Et cette valeur de tension U, qui se retrouve aux bornes de la résistance, est bien retranchée de la valeur obtenue au final. Ce qui est tout à fait juste, et l'exemple de la LED avec sa résistance de limitation de courant en illustre parfaitement le contexte :


Un exemple entre autres...

Seulement voilà : la chute de tension dans la résistance est fonction de deux données : la valeur de la résistance elle-même, et la valeur du courant qui la traverse. Il suffit qu'une de ces deux valeurs change pour que la chute de tension change elle aussi. Et ce comportement est très rarement désiré quand il s'agit d'alimenter un circuit qui réclame une tension d'alimentation bien précise et fixe. Pour la LED, pas de soucis, car si la tension de départ est fixe, la tension et le courant d'arrivé seront aussi fixes, car la LED ne modifie point son comportement en situation dite "normale" (on oublie volontairement les petites variations auxquelles elle peut être soumise avec la température ambiante). Le choix d'une résistance chutrice convient donc très bien, tout du moins tant que la dissipation de puissance dans cette dernière reste modeste, c'est à dire si la tension à chuter (à retirer) et le courant traversant ne sont pas trop importants.

Passage de +9 V à +3,3 V

Maintenant, imaginons que vous disposez d'une tension continue de 9V, et que vous souhaitez alimenter un petit circuit intégré qui réclame une tension de 3,3 V, toute tension supérieure à cette valeur étant néfaste à ce circuit. Vous décidez donc de faire chuter la tension de 9 V à une valeur de 3,3 V. Rien de plus simple, allez-vous dire, on connait la tension à retirer, qui est de :

9 V - 3,3 V = 5,7 V

Vous calculez donc la valeur de R en retournant la formule magique :

R = U / I

U étant la tension à chuter, et I étant la consommation du circuit qui fonctionne sous 3,3 V.
Mais au fait, quelle est cette valeur de I ? En avez-vous seulement une idée ? 1 uA, 10 mA, 100 mA, 1 A, 1000 A ? Qu'à cela ne tienne, il suffit de consulter la notice constructeur (datasheet) du circuit en question. Et vous lisez : consommation maximale 150 mA. Parfait, nous avons toutes les données du problème, la résistance doit donc être de :

R = 5,7 (V) / 0,15 (A) = 38 (ohms)

Une résistance de valeur normalisée de 39 ohms fera l'affaire.
 

Mais...

La valeur de I spécifiée dans le datasheet était une valeur maximale. Imaginons ce qui se passe avec notre résistance de 39 ohms, si la consommation normale du circuit n'est que de 40 mA. Dans ce cas, la chute de tension est de :

U = R x I
= 39 (ohms) * 0,04 (A)
= 1,56 V.

Le circuit qui demande 3,3 V reçoit donc maintenant une tension de 9 V - 1,56 V, soit 7,34 V. 
Et il grille instantanément. Ce qui est bien embêtant...

 

La solution ?

Un régulateur de tension intégré, qui délivre une tension bien stable quel que soit le courant demandé. Il suffit de choisir le régulateur qui va bien, en fonction de la valeur de la tension d'entrée et du courant consommé. Dans notre cas, un régulateur de type LM317, "programmé" convenablement pour qu'il sorte 3,3 V, convient parfaitement (voir page Alim simple 3, qui indique comment procéder).

Passage de +5 V à +3,3 V

Même si on considère que le courant consommé est du même ordre que dans l'exemple précédent, la problématique reste identique, une résistance ne peut pas être utilisée si le courant consommé n'est pas parfaitement connu ou s'il n'est pas fixe. Donc là encore, régulateur de tension requis. 

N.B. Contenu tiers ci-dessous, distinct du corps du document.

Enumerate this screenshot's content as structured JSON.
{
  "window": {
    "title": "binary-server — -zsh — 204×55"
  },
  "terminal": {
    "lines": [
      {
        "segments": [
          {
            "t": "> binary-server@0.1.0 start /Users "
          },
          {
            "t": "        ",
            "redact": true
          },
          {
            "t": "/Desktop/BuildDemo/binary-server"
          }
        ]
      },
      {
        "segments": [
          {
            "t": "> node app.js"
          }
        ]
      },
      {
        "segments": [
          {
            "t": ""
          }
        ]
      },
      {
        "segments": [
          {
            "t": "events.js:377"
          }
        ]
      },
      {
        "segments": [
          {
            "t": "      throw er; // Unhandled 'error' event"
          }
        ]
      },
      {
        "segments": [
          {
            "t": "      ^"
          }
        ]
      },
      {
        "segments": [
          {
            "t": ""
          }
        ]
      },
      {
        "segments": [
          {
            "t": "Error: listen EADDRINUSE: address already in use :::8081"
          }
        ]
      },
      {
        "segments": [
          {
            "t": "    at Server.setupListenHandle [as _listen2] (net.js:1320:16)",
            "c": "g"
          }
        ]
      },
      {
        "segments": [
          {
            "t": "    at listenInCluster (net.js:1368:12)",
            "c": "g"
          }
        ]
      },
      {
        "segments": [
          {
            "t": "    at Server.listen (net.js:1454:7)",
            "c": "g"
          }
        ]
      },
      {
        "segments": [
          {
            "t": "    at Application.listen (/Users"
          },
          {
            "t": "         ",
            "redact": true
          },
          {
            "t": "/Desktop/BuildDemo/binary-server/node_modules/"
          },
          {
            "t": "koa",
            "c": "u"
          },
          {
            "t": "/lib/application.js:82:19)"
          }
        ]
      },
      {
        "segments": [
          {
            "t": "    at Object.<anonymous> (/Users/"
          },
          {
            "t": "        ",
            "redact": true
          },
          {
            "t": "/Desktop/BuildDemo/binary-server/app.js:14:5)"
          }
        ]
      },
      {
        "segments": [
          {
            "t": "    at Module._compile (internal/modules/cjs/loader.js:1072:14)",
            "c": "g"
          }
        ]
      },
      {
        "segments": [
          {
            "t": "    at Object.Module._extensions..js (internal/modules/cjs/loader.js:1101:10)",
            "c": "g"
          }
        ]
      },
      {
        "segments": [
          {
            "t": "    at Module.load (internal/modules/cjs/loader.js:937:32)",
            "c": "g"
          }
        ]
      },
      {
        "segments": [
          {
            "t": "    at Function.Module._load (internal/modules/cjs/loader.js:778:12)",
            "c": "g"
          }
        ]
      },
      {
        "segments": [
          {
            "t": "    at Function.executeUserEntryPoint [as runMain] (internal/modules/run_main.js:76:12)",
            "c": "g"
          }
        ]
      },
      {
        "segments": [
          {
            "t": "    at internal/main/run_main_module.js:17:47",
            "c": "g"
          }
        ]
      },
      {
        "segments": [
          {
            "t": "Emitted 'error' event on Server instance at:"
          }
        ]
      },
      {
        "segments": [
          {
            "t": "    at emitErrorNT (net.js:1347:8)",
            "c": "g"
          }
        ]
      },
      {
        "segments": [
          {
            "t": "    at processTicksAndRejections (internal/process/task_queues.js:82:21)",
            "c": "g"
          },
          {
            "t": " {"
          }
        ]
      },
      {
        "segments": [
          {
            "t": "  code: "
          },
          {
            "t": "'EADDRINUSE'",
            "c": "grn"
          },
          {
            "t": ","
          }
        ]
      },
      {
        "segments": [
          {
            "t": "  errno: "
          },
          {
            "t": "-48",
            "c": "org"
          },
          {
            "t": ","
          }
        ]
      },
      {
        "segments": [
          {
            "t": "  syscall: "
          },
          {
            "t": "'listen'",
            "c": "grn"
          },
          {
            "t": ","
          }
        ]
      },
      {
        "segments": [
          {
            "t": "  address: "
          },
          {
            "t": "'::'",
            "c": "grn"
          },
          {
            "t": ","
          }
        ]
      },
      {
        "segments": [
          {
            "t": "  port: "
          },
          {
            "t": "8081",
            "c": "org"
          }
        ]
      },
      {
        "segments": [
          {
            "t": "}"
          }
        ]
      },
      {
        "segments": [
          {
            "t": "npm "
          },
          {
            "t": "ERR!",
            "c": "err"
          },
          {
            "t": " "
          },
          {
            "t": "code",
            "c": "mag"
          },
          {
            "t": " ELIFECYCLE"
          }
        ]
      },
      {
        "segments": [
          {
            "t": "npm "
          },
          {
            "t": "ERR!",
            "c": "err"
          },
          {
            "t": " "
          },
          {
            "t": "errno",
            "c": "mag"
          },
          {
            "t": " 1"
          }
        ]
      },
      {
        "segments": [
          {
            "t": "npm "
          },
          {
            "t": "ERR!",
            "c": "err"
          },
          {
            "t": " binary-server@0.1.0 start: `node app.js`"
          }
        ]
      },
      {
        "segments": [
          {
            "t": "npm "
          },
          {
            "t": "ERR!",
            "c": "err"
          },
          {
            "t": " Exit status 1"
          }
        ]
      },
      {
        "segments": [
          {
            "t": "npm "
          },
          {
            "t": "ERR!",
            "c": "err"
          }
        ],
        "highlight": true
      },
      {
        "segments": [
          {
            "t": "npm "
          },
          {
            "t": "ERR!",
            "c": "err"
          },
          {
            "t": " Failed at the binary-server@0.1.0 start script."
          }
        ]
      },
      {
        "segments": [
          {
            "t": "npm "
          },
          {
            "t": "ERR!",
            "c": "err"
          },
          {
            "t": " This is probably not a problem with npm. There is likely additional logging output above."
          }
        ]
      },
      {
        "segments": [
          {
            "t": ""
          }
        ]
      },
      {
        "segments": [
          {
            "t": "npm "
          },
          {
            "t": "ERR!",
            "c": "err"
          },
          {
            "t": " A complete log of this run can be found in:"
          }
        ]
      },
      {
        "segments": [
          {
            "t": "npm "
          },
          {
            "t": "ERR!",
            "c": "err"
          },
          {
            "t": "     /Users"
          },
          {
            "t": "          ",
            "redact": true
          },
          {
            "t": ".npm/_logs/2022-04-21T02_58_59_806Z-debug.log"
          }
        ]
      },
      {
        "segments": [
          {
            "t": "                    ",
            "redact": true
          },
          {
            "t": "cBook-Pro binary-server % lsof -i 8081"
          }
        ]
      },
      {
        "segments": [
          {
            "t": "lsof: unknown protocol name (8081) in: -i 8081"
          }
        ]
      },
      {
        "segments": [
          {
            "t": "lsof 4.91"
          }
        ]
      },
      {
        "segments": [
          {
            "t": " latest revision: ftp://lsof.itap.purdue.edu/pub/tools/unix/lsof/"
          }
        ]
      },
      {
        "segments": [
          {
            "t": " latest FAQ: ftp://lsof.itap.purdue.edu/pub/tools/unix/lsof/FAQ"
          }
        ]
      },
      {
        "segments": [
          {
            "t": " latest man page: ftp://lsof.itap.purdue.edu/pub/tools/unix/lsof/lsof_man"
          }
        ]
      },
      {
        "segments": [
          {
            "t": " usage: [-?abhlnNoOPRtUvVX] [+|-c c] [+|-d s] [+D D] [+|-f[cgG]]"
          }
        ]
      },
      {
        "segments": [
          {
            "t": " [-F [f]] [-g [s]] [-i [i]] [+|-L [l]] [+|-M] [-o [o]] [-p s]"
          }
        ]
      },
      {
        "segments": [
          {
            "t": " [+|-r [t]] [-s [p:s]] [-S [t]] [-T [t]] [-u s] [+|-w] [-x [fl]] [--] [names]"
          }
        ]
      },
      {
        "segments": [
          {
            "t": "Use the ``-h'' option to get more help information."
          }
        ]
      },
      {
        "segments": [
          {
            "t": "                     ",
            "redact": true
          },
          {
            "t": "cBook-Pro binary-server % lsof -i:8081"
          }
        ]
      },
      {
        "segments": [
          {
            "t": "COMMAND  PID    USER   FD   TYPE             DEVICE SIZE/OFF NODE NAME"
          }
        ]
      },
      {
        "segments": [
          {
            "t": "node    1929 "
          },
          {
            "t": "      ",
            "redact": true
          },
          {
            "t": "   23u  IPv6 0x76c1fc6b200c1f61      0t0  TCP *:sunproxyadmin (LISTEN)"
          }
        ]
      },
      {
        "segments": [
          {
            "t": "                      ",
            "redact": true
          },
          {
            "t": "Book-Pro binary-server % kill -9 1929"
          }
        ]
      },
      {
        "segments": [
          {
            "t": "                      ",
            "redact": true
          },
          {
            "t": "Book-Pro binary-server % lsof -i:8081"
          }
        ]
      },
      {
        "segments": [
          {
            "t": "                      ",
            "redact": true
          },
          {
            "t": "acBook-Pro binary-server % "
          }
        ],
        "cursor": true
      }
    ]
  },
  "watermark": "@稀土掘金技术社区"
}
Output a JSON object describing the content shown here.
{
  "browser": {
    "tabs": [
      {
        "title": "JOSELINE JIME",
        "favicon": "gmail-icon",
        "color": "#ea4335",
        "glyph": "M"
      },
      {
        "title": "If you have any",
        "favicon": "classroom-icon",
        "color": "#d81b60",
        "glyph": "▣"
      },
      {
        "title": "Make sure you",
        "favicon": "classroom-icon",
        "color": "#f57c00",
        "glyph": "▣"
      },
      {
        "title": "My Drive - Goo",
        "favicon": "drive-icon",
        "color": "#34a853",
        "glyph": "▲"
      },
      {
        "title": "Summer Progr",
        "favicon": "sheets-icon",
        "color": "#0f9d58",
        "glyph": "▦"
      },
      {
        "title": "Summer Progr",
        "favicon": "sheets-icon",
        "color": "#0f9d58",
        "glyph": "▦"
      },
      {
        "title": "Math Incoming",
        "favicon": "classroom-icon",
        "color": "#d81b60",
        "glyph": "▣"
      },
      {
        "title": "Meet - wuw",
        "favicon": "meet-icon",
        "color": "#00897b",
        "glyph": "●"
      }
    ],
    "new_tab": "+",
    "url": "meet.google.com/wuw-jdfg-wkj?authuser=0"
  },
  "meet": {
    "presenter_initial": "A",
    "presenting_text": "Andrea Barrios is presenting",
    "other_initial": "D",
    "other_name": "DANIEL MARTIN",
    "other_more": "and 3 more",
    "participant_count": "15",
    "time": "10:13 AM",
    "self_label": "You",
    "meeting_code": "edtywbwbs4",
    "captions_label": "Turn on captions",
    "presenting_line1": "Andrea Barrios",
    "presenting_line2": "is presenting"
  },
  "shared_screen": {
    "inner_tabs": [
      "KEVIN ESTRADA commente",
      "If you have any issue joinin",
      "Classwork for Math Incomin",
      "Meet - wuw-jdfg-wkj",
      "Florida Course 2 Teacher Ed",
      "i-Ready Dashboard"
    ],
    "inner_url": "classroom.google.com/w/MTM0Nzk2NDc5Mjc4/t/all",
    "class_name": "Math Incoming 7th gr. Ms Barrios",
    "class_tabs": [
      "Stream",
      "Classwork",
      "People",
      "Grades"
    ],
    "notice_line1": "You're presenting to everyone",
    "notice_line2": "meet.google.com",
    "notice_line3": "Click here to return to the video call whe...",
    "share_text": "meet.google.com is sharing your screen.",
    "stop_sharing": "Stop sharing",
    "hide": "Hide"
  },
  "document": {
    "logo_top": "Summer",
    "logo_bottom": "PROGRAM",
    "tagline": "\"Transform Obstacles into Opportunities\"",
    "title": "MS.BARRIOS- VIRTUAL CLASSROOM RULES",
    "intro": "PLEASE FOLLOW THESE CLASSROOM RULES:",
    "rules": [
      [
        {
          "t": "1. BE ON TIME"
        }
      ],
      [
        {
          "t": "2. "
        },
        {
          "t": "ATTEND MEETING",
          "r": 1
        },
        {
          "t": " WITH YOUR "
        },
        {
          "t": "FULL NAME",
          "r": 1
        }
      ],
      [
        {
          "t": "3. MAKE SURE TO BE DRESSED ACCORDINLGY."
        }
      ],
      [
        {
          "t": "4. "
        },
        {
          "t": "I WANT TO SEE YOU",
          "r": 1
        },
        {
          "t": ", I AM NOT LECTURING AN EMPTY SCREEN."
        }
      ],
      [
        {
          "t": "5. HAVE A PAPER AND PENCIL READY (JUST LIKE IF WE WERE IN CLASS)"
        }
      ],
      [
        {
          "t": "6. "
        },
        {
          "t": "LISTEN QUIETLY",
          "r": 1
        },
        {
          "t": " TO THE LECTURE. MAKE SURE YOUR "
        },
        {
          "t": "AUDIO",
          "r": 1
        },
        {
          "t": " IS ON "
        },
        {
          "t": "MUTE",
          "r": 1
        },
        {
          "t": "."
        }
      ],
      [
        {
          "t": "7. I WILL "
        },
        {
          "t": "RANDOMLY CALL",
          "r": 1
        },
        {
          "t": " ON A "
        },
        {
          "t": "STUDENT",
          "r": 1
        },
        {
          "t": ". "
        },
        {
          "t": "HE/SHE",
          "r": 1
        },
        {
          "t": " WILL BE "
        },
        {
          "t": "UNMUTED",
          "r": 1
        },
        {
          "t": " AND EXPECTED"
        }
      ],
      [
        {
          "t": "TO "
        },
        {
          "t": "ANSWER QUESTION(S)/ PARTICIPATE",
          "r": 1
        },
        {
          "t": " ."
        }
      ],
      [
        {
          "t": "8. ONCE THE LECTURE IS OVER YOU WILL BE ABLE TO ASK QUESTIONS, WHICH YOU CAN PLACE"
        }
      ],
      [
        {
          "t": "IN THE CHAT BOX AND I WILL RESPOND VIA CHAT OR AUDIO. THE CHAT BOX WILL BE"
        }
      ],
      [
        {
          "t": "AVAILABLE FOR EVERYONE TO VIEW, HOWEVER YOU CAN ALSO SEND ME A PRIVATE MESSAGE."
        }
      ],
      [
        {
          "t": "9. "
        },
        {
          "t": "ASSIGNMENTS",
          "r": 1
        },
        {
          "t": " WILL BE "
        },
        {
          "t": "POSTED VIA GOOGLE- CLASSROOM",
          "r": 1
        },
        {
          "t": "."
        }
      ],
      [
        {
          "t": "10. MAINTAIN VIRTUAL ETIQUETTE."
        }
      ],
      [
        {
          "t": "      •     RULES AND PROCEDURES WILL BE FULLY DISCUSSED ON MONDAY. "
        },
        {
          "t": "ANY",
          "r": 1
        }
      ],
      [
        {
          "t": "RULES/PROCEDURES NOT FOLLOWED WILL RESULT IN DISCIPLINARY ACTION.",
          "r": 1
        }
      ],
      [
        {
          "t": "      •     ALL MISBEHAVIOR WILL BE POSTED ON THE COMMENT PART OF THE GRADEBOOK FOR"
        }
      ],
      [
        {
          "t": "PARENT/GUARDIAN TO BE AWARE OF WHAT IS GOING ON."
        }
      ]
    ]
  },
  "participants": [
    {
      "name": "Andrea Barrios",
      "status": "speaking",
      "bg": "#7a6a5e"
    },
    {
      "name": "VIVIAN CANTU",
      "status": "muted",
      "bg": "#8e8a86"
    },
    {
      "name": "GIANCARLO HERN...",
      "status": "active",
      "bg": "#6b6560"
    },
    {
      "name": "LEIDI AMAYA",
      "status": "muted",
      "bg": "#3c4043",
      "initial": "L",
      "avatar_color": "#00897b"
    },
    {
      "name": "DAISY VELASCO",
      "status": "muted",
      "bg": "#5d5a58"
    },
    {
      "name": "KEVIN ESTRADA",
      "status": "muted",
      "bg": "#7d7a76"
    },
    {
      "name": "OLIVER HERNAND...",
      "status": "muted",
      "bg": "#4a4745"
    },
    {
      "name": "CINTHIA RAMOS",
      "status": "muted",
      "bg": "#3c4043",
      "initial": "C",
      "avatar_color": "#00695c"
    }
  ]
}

Oui mais... les régulateurs de tension classiques nécessitent une tension d'entrée dont la valeur est supérieure d'au moins 3 V à la tension de sortie régulée, si l'on veut que la régulation s'effectue parfaitement. Or, la différence de tension entre le +5 V d'entrée et le +3,3 V de sortie n'atteint pas cette valeur différentielle minimale de 3 V. On doit donc mettre en oeuvre un régulateur de tension intégré spécial, à faible chute de tension, appelé LDO (Low DropOut, faible tension de déchet), de type LM2941T ou LM2940CT par exemple.
 

Remarque

Il existe des régulateurs abaisseur de tension spécifiquement conçu pour abaisser un +5 V en un +3,3 V, car il existe à ce jour beaucoup de composants logiques (interfaces, microprocesseurs) qui doivent cohabiter avec les deux tensions, et les fabricants de régulateurs de tension l'ont bien compris. Afin de minimiser les pertes (notamment en terme de dissipation thermique), ces régulateurs sont souvent de type à découpage.

Exemple avec ampoule 2,4 V alimentée sous 16 Vac

Vous disposez d'une ampoule de 2,4 V / 0,16 W que vous souhaitez alimenter avec un transformateur d'alimentation 230V / 16V. La tension crête en sortie du transfo est de 16 * 1,41 = 22 V, mais comme nous sommes en présence d'une tension alternative non redressée, on peut baser nos calculs sur la tension de sortie efficace du transfo, qui est ici de 16 V.

Pour l'ampoule, 2,4 V et 0,16 W correspondent à un courant de l'ordre de
I = 0,16 / 2,4 = 0,066 A

La résistance ohmique de l'ampoule peut être évaluée à
R = 2,4 / 0,066 = 36 ohms

Il faut faire chuter la tension de 
U = 16 - 2,4 = 13,6 V

et en théorie, une résistance série de 
R = (16 - 2,4) / 0,066 = 206 ohms (valeur normalisée 220 ohms)

devrait donc convenir. La puissance qu'elle doit être en mesure de dissiper est de 
P = 13,6 * 0,066 = 0,9 W (valeur normalisée minimum 1 W)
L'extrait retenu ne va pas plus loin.